There are no butterflies in Nigel Akkara’s washboard stomach before the release of Muktodhara. He does a double act of being both the lead and the USP of the Bengali movie—Akkara, who had been in jail for eight years, plays himself. Handsome, bearded and six feet tall, he coolly announces that the pre-release hype and hoopla hardly excites him. “In fact, I’m hassled. Promotional media interviews and TV appearances are a big drain on my time and energy. My first priority is Calcutta Facilities Management, the manpower-supplying company I and 38 other ex-prisoners make an honest living out of.”
Directors Nandita Roy and Shiboprasad Mukherjee clearly cast Nigel, 34, for his sex appeal as well as his personal history. Jailed in 2001 on a murder charge after years in crime, Nigel was given a life sentence in 2006 by a sessions court before he was acquitted in 2009 by the Calcutta High Court due to lack of evidence. While he was doing time, then IG of Prisons, B.D. Sharma, unleashed a novel experiment to tap creativity in jailbirds; he sent dancers, painters, musicians and directors inside Bengal’s jails. That’s how Alokananda Ray, a renowned Odissi dancer, cast a spell on Nigel. She broke through his defences—the Malayali Christian born and brought up in Calcutta started calling her Ma; in his own words, “she took complete charge” of him. After training, she cast Nigel—who underwent a profound, cathartic transformation while acting—and other convicts in dance dramas (notably, in Tagore’s Balmiki Protibha), which were staged, to wide acclaim, inside and outside jail. Media coverage of Alokananda’s extraordinary mission and the performances by convicts in auditoriums in Calcutta and New Delhi inspired Nandita Roy to make a film. When Roy called on the danseuse, she saw Nigel for the first time and offered him the lead in a film based on his prison days.
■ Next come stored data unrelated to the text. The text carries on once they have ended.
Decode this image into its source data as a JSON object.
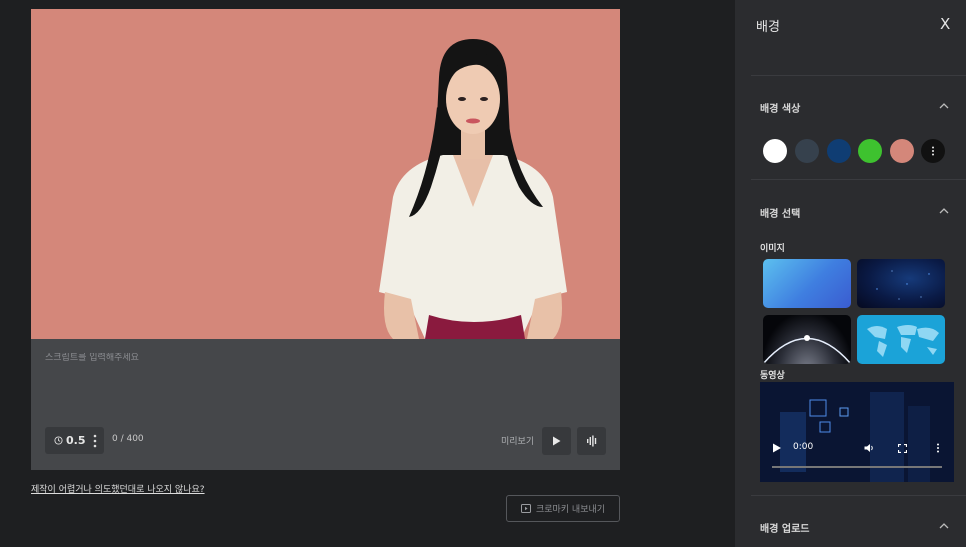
{
  "editor": {
    "script_placeholder": "스크립트를 입력해주세요",
    "speed_value": "0.5",
    "char_counter": "0 / 400",
    "preview_label": "미리보기",
    "help_link": "제작이 어렵거나 의도했던대로 나오지 않나요?",
    "export_label": "크로마키 내보내기",
    "preview_bg_color": "#d4877a"
  },
  "panel": {
    "title": "배경",
    "close_label": "X",
    "sections": {
      "color": "배경 색상",
      "select": "배경 선택",
      "upload": "배경 업로드"
    },
    "swatch_colors": [
      "#ffffff",
      "#36414d",
      "#0f3d73",
      "#3ec22f",
      "#d4877a",
      "#111111"
    ],
    "image_label": "이미지",
    "video_label": "동영상",
    "video_time": "0:00"
  }
}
Nigel Akkara with Rituparna in a still from Muktodhara
Nigel, who shed 17 kg in three months for the role, is bound to satiate the female gaze and Rituparna Sengupta, an Odissi dancer herself, plays a glamourised, much younger Alokananda in the film. Roy says Muktodhara’s fact-fiction ratio is 60:40. “The film is a thriller. Yusuf Mohammed Khan, the character loosely based on Nigel, is initially antagonistic towards Niharika, the character Rituparna plays. But he gives in because he has his own plans to escape from the jail.” Nigel himself has no actorly affectation. He reveals his acting fee—Rs 2.5 lakh—with little hesitation. And he has been regularly filing his income tax returns since 2010. “I am totally above board—now”, says the first-time actor who studied in
St Xavier’s school and college. He was in the second year of B. Com when he was arrested. After his acquittal three years ago, Nigel worked for Alokananda’s NGO, Touch World, for a monthly salary of Rs 5,000 before borrowing money from his younger brother to set up a company which supplies security guards, housekeeping staff and professional cleaners. “I have 80 employees. I have PF, ESI registration and group insurance for all of them,” he says.
Muktodhara was shot in 43 days. Before the cameras started rolling, Nigel attended a 40-day-long workshop to hone his histrionic skills. “Rituparna was helpful. Although she attended the workshop for just four or five days, she taught me how to look at the camera in order to make the most of it.”
Will he do more films? He replies nonchalantly that he just might, to plough the earning from acting into his business. Does he have a girlfriend? No. “My mother, whom I call Mummy, and Alokananda, whom I call Ma, have given me two years to find a wife—otherwise they will find one.” Time, he laments, is his biggest constraint. “The biggest gift one can give another person is time—which I don’t have. I have wasted nine years already. So there is a lot of catching up to do.”
Redemption stories are always a pleasure. Well done to all those who helped: B.D. Sharma, Alokananda Ray, and the others.